The Centers for Medicare & Medicaid Services has drafted a rule that would prohibit pharmaceutical or surgical gender reassignment procedures from receiving federal Medicaid or Children’s Health Insurance Program funding. It’s also proposing a rule that would allow it to withdraw Medicare and Medicaid funding from hospitals that perform such surgeries on minors. HHS is also working to “reverse the Biden administration’s attempt” to classify gender dysphoria as a type of disability. If gender dysphoria were to be defined as a disability, then health care providers who don’t want to perform what the department has dubbed “sex-rejecting” procedures could be in danger of violating anti-discrimination laws.

Health and Human Services Secretary Robert Kennedy, Jr., described gender affirming procedures as “unsafe” and “irreversible,” and framed the administration’s actions as “[protecting] America’s most vulnerable.”

“Our children deserve better – and we are delivering on that promise,” Kennedy told reporters Thursday.

The department is acting on directives from an executive order from President Donald Trump’s first few weeks in office.
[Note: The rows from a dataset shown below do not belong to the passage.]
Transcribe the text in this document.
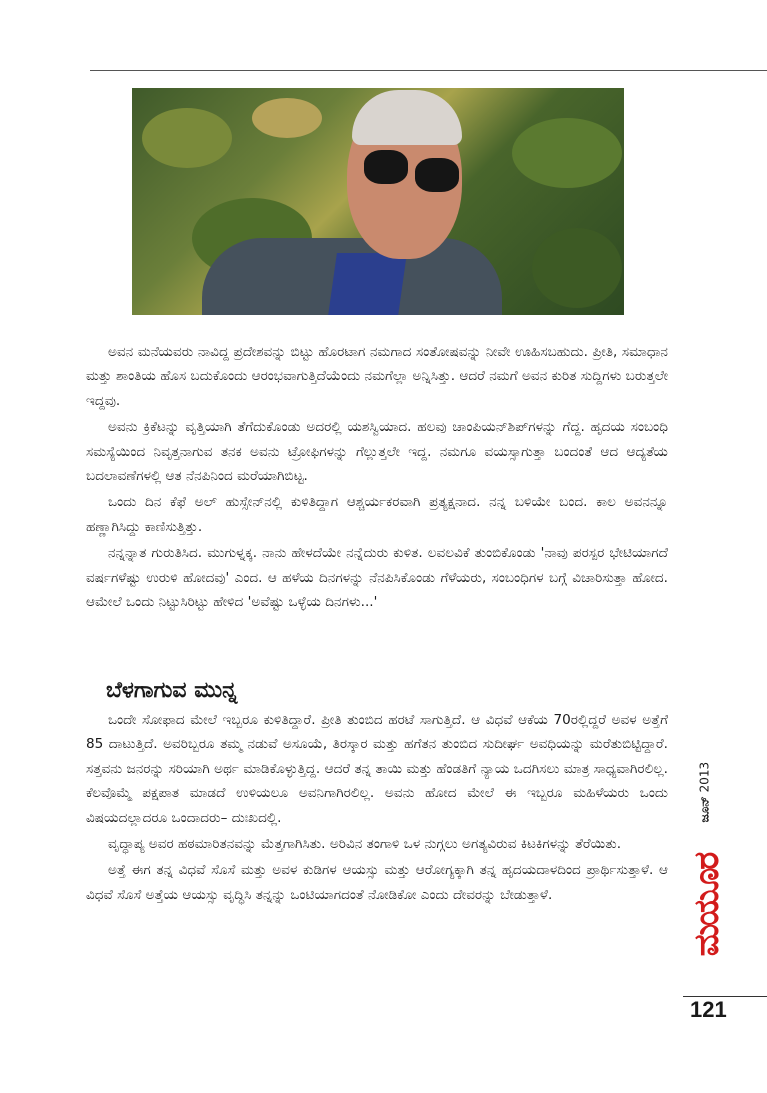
ಅವನ ಮನೆಯವರು ನಾವಿದ್ದ ಪ್ರದೇಶವನ್ನು ಬಿಟ್ಟು ಹೊರಟಾಗ ನಮಗಾದ ಸಂತೋಷವನ್ನು ನೀವೇ ಊಹಿಸಬಹುದು. ಪ್ರೀತಿ, ಸಮಾಧಾನ ಮತ್ತು ಶಾಂತಿಯ ಹೊಸ ಬದುಕೊಂದು ಆರಂಭವಾಗುತ್ತಿದೆಯೆಂದು ನಮಗೆಲ್ಲಾ ಅನ್ನಿಸಿತ್ತು. ಆದರೆ ನಮಗೆ ಅವನ ಕುರಿತ ಸುದ್ದಿಗಳು ಬರುತ್ತಲೇ ಇದ್ದವು.

ಅವನು ಕ್ರಿಕೆಟನ್ನು ವೃತ್ತಿಯಾಗಿ ತೆಗೆದುಕೊಂಡು ಅದರಲ್ಲಿ ಯಶಸ್ವಿಯಾದ. ಹಲವು ಚಾಂಪಿಯನ್‌ಶಿಪ್‌ಗಳನ್ನು ಗೆದ್ದ. ಹೃದಯ ಸಂಬಂಧಿ ಸಮಸ್ಯೆಯಿಂದ ನಿವೃತ್ತನಾಗುವ ತನಕ ಅವನು ಟ್ರೋಫಿಗಳನ್ನು ಗೆಲ್ಲುತ್ತಲೇ ಇದ್ದ. ನಮಗೂ ವಯಸ್ಸಾಗುತ್ತಾ ಬಂದಂತೆ ಆದ ಆದ್ಯತೆಯ ಬದಲಾವಣೆಗಳಲ್ಲಿ ಆತ ನೆನಪಿನಿಂದ ಮರೆಯಾಗಿಬಿಟ್ಟ.

ಒಂದು ದಿನ ಕೆಫೆ ಅಲ್ ಹುಸ್ಸೇನ್‌ನಲ್ಲಿ ಕುಳಿತಿದ್ದಾಗ ಆಶ್ಚರ್ಯಕರವಾಗಿ ಪ್ರತ್ಯಕ್ಷನಾದ. ನನ್ನ ಬಳಿಯೇ ಬಂದ. ಕಾಲ ಅವನನ್ನೂ ಹಣ್ಣಾಗಿಸಿದ್ದು ಕಾಣಿಸುತ್ತಿತ್ತು.

ನನ್ನನ್ನಾತ ಗುರುತಿಸಿದ. ಮುಗುಳ್ನಕ್ಕ. ನಾನು ಹೇಳದೆಯೇ ನನ್ನೆದುರು ಕುಳಿತ. ಲವಲವಿಕೆ ತುಂಬಿಕೊಂಡು 'ನಾವು ಪರಸ್ಪರ ಭೇಟಿಯಾಗದೆ ವರ್ಷಗಳೆಷ್ಟು ಉರುಳಿ ಹೋದವು' ಎಂದ. ಆ ಹಳೆಯ ದಿನಗಳನ್ನು ನೆನಪಿಸಿಕೊಂಡು ಗೆಳೆಯರು, ಸಂಬಂಧಿಗಳ ಬಗ್ಗೆ ವಿಚಾರಿಸುತ್ತಾ ಹೋದ. ಆಮೇಲೆ ಒಂದು ನಿಟ್ಟುಸಿರಿಟ್ಟು ಹೇಳಿದ 'ಅವೆಷ್ಟು ಒಳ್ಳೆಯ ದಿನಗಳು...'

ಬೆಳಗಾಗುವ ಮುನ್ನ

ಒಂದೇ ಸೋಫಾದ ಮೇಲೆ ಇಬ್ಬರೂ ಕುಳಿತಿದ್ದಾರೆ. ಪ್ರೀತಿ ತುಂಬಿದ ಹರಟೆ ಸಾಗುತ್ತಿದೆ. ಆ ವಿಧವೆ ಆಕೆಯ 70ರಲ್ಲಿದ್ದರೆ ಅವಳ ಅತ್ತೆಗೆ 85 ದಾಟುತ್ತಿದೆ. ಅವರಿಬ್ಬರೂ ತಮ್ಮ ನಡುವೆ ಅಸೂಯೆ, ತಿರಸ್ಕಾರ ಮತ್ತು ಹಗೆತನ ತುಂಬಿದ ಸುದೀರ್ಘ ಅವಧಿಯನ್ನು ಮರೆತುಬಿಟ್ಟಿದ್ದಾರೆ. ಸತ್ತವನು ಜನರನ್ನು ಸರಿಯಾಗಿ ಅರ್ಥ ಮಾಡಿಕೊಳ್ಳುತ್ತಿದ್ದ. ಆದರೆ ತನ್ನ ತಾಯಿ ಮತ್ತು ಹೆಂಡತಿಗೆ ನ್ಯಾಯ ಒದಗಿಸಲು ಮಾತ್ರ ಸಾಧ್ಯವಾಗಿರಲಿಲ್ಲ. ಕೆಲವೊಮ್ಮೆ ಪಕ್ಷಪಾತ ಮಾಡದೆ ಉಳಿಯಲೂ ಅವನಿಗಾಗಿರಲಿಲ್ಲ. ಅವನು ಹೋದ ಮೇಲೆ ಈ ಇಬ್ಬರೂ ಮಹಿಳೆಯರು ಒಂದು ವಿಷಯದಲ್ಲಾದರೂ ಒಂದಾದರು– ದುಃಖದಲ್ಲಿ.

ವೃದ್ಧಾಪ್ಯ ಅವರ ಹಠಮಾರಿತನವನ್ನು ಮೆತ್ತಗಾಗಿಸಿತು. ಅರಿವಿನ ತಂಗಾಳಿ ಒಳ ನುಗ್ಗಲು ಅಗತ್ಯವಿರುವ ಕಿಟಕಿಗಳನ್ನು ತೆರೆಯಿತು.

ಅತ್ತೆ ಈಗ ತನ್ನ ವಿಧವೆ ಸೊಸೆ ಮತ್ತು ಅವಳ ಕುಡಿಗಳ ಆಯಸ್ಸು ಮತ್ತು ಆರೋಗ್ಯಕ್ಕಾಗಿ ತನ್ನ ಹೃದಯದಾಳದಿಂದ ಪ್ರಾರ್ಥಿಸುತ್ತಾಳೆ. ಆ ವಿಧವೆ ಸೊಸೆ ಅತ್ತೆಯ ಆಯಸ್ಸು ವೃದ್ಧಿಸಿ ತನ್ನನ್ನು ಒಂಟಿಯಾಗದಂತೆ ನೋಡಿಕೋ ಎಂದು ದೇವರನ್ನು ಬೇಡುತ್ತಾಳೆ.

ಜೂನ್ 2013
ಮಯೂರ
121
The Jan. 28 order called on government agencies to “[defund] chemical and surgical mutilation” of children, seemingly in the manner that HHS has proposed, as well as “rescind or amend all policies” relying on guidance from the World Professional Association for Transgender Health.

The Food and Drug Administration is also taking regulatory action against some organizations that market breast binders to minors.

“Illegal marketing of these products for children is alarming, and the FDA will take further enforcement action such as import alerts, seizures, and injunctions if it continues,” said Food and Drug Commissioner Marty Makary.

Kennedy signed a declaration Thursday that gender affirming procedures for minors “do not meet professionally recognized standards of health care” and the Assistant Secretary for Health and Head of the United States Public Health Service Commissioned Corps, Admiral Brian Christine, signed a public health message stating the same.

“Evidence shows sex-rejecting puberty blockers, cross-sex hormones, and surgeries are dangerous. Providers have an obligation to offer care grounded in evidence and to avoid interventions that expose young people to a lifetime of harm,” Christine said.

The House of Representatives passed a bill Wednesday that would criminalize the act of providing gender affirming care to minors.